Additive manufacturing (AM) is revolutionizing manufacturing in conventional industries and will undoubtedly enable applications that have not yet been conceived.  AM is the collective name used to describe high energy, layer-by-layer processes. Subsets of AM include cold spray, stereolithographic (SLA) 3D printing, powder bed fusion (e.g. selective laser melting - SLM), fused deposition modeling (FDM), binder jetting, and direct energy deposition. Many of these processes rely on interacting with a metal powder including cold spray, metal printing (both SLM and binder jet printing), and SLA of ceramic filled resins.

 

SLM is a relatively mature additive manufacturing technology where a bed of metallic powder is melted by a laser or electron beam that moves along a predetermined path to build a metal part in a layer by layer process.

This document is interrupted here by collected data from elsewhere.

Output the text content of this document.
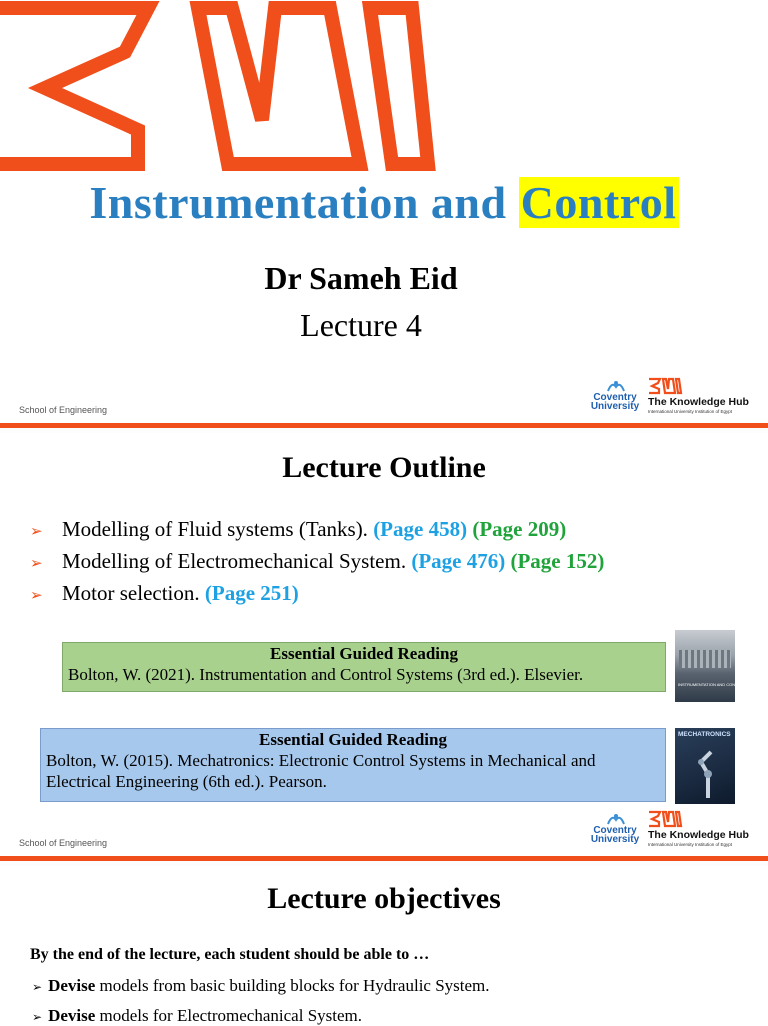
Instrumentation and Control
Dr Sameh Eid
Lecture 4
School of Engineering
Coventry University The Knowledge Hub
International University Institution of Egypt
Lecture Outline
➢ Modelling of Fluid systems (Tanks). (Page 458) (Page 209)
➢ Modelling of Electromechanical System. (Page 476) (Page 152)
➢ Motor selection. (Page 251)
Essential Guided Reading
Bolton, W. (2021). Instrumentation and Control Systems (3rd ed.). Elsevier.
INSTRUMENTATION AND CONTROL SYSTEMS
Essential Guided Reading
Bolton, W. (2015). Mechatronics: Electronic Control Systems in Mechanical and Electrical Engineering (6th ed.). Pearson.
MECHATRONICS
School of Engineering
Coventry University The Knowledge Hub
International University Institution of Egypt
Lecture objectives
By the end of the lecture, each student should be able to …
➢ Devise models from basic building blocks for Hydraulic System.
➢ Devise models for Electromechanical System.
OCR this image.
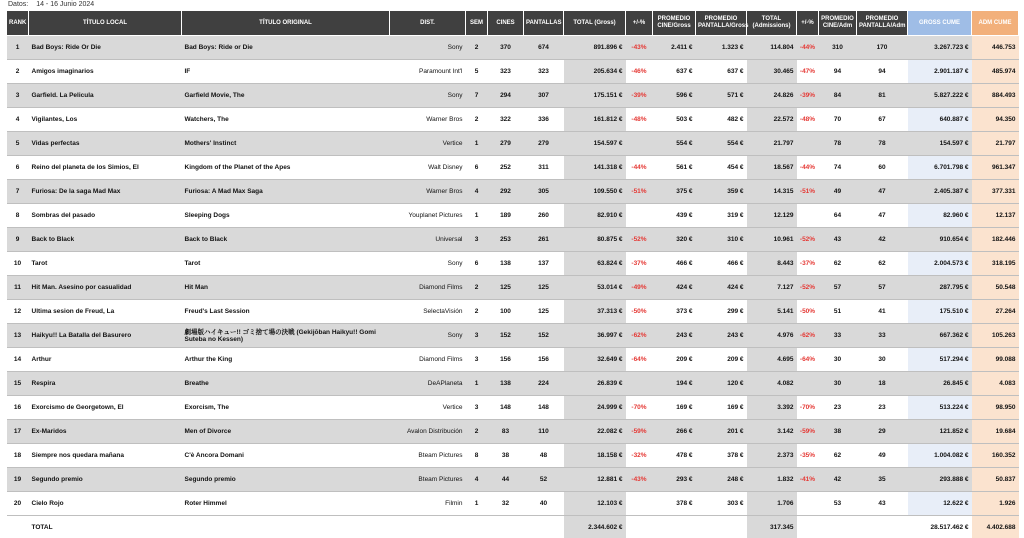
Datos: 14 - 16 Junio 2024
RANK	TÍTULO LOCAL	TÍTULO ORIGINAL	DIST.	SEM	CINES	PANTALLAS	TOTAL (Gross)	+/-%	PROMEDIO CINE/Gross	PROMEDIO PANTALLA/Gross	TOTAL (Admissions)	+/-%	PROMEDIO CINE/Adm	PROMEDIO PANTALLA/Adm	GROSS CUME	ADM CUME
1	Bad Boys: Ride Or Die	Bad Boys: Ride or Die	Sony	2	370	674	891.896 €	-43%	2.411 €	1.323 €	114.804	-44%	310	170	3.267.723 €	446.753
2	Amigos imaginarios	IF	Paramount Int'l	5	323	323	205.634 €	-46%	637 €	637 €	30.465	-47%	94	94	2.901.187 €	485.974
3	Garfield. La Pelicula	Garfield Movie, The	Sony	7	294	307	175.151 €	-39%	596 €	571 €	24.826	-39%	84	81	5.827.222 €	884.493
4	Vigilantes, Los	Watchers, The	Warner Bros	2	322	336	161.812 €	-48%	503 €	482 €	22.572	-48%	70	67	640.887 €	94.350
5	Vidas perfectas	Mothers' Instinct	Vertice	1	279	279	154.597 €		554 €	554 €	21.797		78	78	154.597 €	21.797
6	Reino del planeta de los Simios, El	Kingdom of the Planet of the Apes	Walt Disney	6	252	311	141.318 €	-44%	561 €	454 €	18.567	-44%	74	60	6.701.798 €	961.347
7	Furiosa: De la saga Mad Max	Furiosa: A Mad Max Saga	Warner Bros	4	292	305	109.550 €	-51%	375 €	359 €	14.315	-51%	49	47	2.405.387 €	377.331
8	Sombras del pasado	Sleeping Dogs	Youplanet Pictures	1	189	260	82.910 €		439 €	319 €	12.129		64	47	82.960 €	12.137
9	Back to Black	Back to Black	Universal	3	253	261	80.875 €	-52%	320 €	310 €	10.961	-52%	43	42	910.654 €	182.446
10	Tarot	Tarot	Sony	6	138	137	63.824 €	-37%	466 €	466 €	8.443	-37%	62	62	2.004.573 €	318.195
11	Hit Man. Asesino por casualidad	Hit Man	Diamond Films	2	125	125	53.014 €	-49%	424 €	424 €	7.127	-52%	57	57	287.795 €	50.548
12	Ultima sesion de Freud, La	Freud's Last Session	SelectaVisión	2	100	125	37.313 €	-50%	373 €	299 €	5.141	-50%	51	41	175.510 €	27.264
13	Haikyu!! La Batalla del Basurero	劇場版ハイキュー!! ゴミ捨て場の決戦 (Gekijōban Haikyu!! Gomi Suteba no Kessen)	Sony	3	152	152	36.997 €	-62%	243 €	243 €	4.976	-62%	33	33	667.362 €	105.263
14	Arthur	Arthur the King	Diamond Films	3	156	156	32.649 €	-64%	209 €	209 €	4.695	-64%	30	30	517.294 €	99.088
15	Respira	Breathe	DeAPlaneta	1	138	224	26.839 €		194 €	120 €	4.082		30	18	26.845 €	4.083
16	Exorcismo de Georgetown, El	Exorcism, The	Vertice	3	148	148	24.999 €	-70%	169 €	169 €	3.392	-70%	23	23	513.224 €	98.950
17	Ex-Maridos	Men of Divorce	Avalon Distribución	2	83	110	22.082 €	-59%	266 €	201 €	3.142	-59%	38	29	121.852 €	19.684
18	Siempre nos quedara mañana	C'è Ancora Domani	Bteam Pictures	8	38	48	18.158 €	-32%	478 €	378 €	2.373	-35%	62	49	1.004.082 €	160.352
19	Segundo premio	Segundo premio	Bteam Pictures	4	44	52	12.881 €	-43%	293 €	248 €	1.832	-41%	42	35	293.888 €	50.837
20	Cielo Rojo	Roter Himmel	Filmin	1	32	40	12.103 €		378 €	303 €	1.706		53	43	12.622 €	1.926
	TOTAL						2.344.602 €				317.345				28.517.462 €	4.402.688
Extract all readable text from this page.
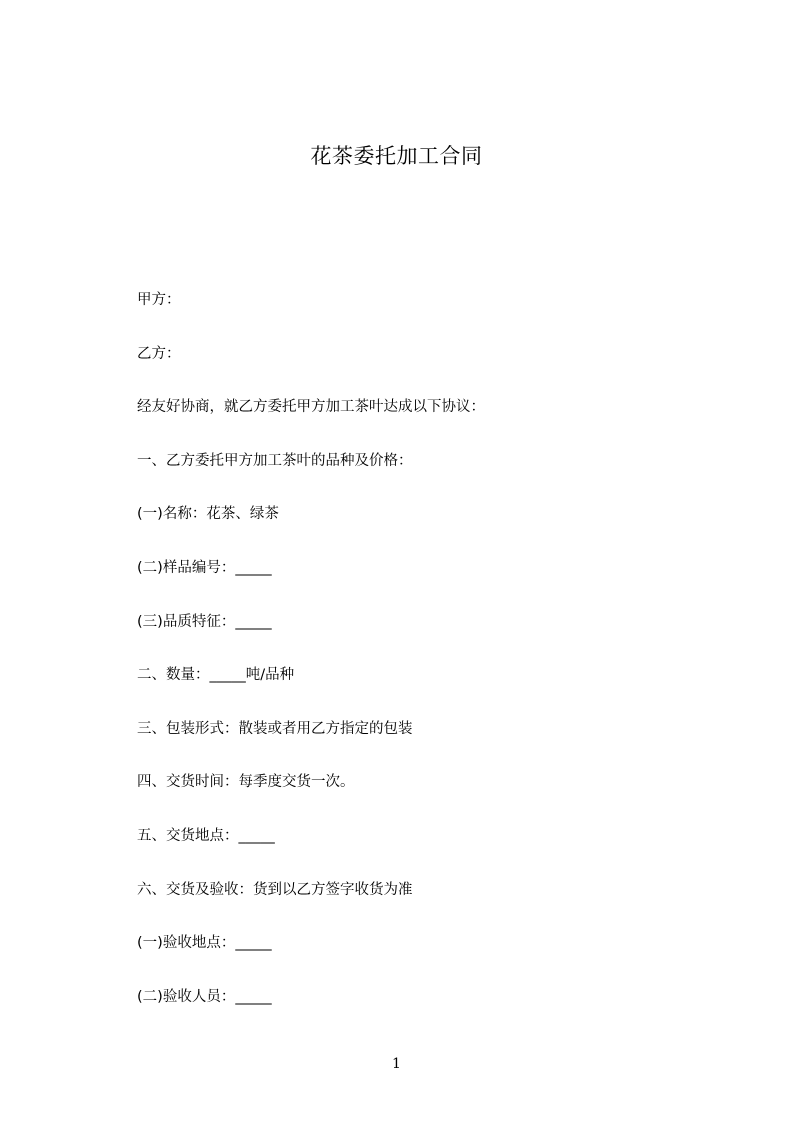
花茶委托加工合同
甲方：
乙方：
经友好协商，就乙方委托甲方加工茶叶达成以下协议：
一、乙方委托甲方加工茶叶的品种及价格：
(一)名称：花茶、绿茶
(二)样品编号：_____
(三)品质特征：_____
二、数量：_____吨/品种
三、包装形式：散装或者用乙方指定的包装
四、交货时间：每季度交货一次。
五、交货地点：_____
六、交货及验收：货到以乙方签字收货为准
(一)验收地点：_____
(二)验收人员：_____
1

Cold spray is less mature and involves depositing oxide-free metal powder in a supersonic gas stream to an existing part or substrate while avoiding the generation of residual stresses. Cold spray is most often used to repair specialized metal components that are cost-prohibitive to replace. SLA of ceramic filled resins remain relatively uncharted.

 

Additive approaches are finding their place in the general toolbox of industrial manufacturing. Still, there remain materials and applications that are dominated by casting or subtractive technologies which focus on bulk materials in which interfaces play a nominal role in the ultimate part. Instead, with the complexity and layer-by-layer approach of additive, interfaces abound! Continued success of powder-based additive manufacturing depends to a great extent on addressing the following grand standing challenge: Can the additional interfaces created with the additive process be transformed from a weakness into a strength?